Page:Revue de métaphysique et de morale - 26.djvu/456

Cette page n’a pas encore été corrigée

Donc, après avoir trouvé dans l’intelligible ce qu’il y avait de plus primitif et de vraiment originaire, Plotin a une tendance à distinguer fortement l’intelligible source et origine de l’intelligible dans lequel se meut l’intelligence.

Mais cette distinction doit se marquer dans l’intelligence elle-même par l’hétérogénéité des deux rapports qu’elle a, l’un avec l’intelligible-source, l’autre avec le monde dérivé et complexe des idées. Dans son rapport avec l’intelligible source, « elle n’en reçoit aucune limite et aucune empreinte », et la raison en est que « le principe originaire est lui-même sans aucune forme, même intelligible… il n’a ni qualité ni quantité ; il n’est ni intelligence, ni âme ; il n’est ni en mouvement, ni en repos, ni dans le temps, ni dans le lieu ; il a la forme de l’unité, ou plutôt pas de forme du tout, puisqu’il est avant toute forme[1] ».

Mais l’Un, ainsi privé de toute détermination accessible à la pensée peut-il encore être dénommé intelligible.
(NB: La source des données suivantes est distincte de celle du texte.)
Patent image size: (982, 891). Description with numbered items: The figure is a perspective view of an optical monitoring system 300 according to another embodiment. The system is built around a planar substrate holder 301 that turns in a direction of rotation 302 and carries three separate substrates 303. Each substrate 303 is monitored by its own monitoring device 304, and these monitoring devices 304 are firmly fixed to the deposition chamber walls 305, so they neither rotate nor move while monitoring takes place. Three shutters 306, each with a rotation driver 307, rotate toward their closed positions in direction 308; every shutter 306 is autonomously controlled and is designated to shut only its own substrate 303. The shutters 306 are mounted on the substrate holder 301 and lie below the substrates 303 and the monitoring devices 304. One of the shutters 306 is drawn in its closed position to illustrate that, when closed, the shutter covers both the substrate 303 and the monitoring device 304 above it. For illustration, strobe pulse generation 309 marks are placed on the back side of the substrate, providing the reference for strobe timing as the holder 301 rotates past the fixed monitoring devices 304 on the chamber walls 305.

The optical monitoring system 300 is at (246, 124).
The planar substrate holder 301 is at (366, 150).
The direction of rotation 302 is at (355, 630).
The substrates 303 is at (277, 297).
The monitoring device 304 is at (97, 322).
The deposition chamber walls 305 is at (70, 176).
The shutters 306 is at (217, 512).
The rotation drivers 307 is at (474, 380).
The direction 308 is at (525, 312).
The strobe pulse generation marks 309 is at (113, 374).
C’est sur quoi s’explique un traité ultérieur : « le Premier, y est-il dit, sera intelligible par rapport à l’intelligence ; mais en lui-même il ne sera proprement ni intelligent, ni intelligible ;… car l’intelligible n’est tel que pour un autre[2] ». Ainsi l’Un perd la dernière détermination qu’il semblait avoir pour la pensée.

Aussi Plotin est-il amené à se figurer les rapports de l’intelligence au Bien comme dune nature complètement différente des rapports qu’elle entretient avec l’intelligible ; et, finalement, il arrive à abandonner la thèse qu’il soit du tout intelligible, fût-ce seulement d’une façon relative. L’Un, dit-il maintenant, « n’est pas du tout l’objet d’une pensée ». Il est vrai que, dans le même traité, il semble admettre le contraire[3] ; mais cherchons comment il conçoit cette pensée du Bien, et nous verrons que, pour lui, l’Intelligence, en tant qu’elle pense le Bien n’est plus ou n’est pas encore intelligence, et que cette pensée n’est pas non plus à proprement parler une pensée.

C’est à cette conclusion qu’il arrive nettement dans un de ses derniers traités : « Il faut qu’il y ait plus d’une chose, dit-il, afin qu’il y ait vision ; ce qui est vu par l’intelligence est une multiplicité, et non pas absolument un… Si l’intelligence ne progresse pas vers

  1. Ibid., VI, 9, 3 [9] ; p. 510, 28 ; 512, 3, éd. Volkmann, Teubner, 1884.
  2. Ibid., V, 6, 2 [22].
  3. Enn., V, 7, [37] ; p. 469, 19 ; ibid., 40 ; 475, 1-2.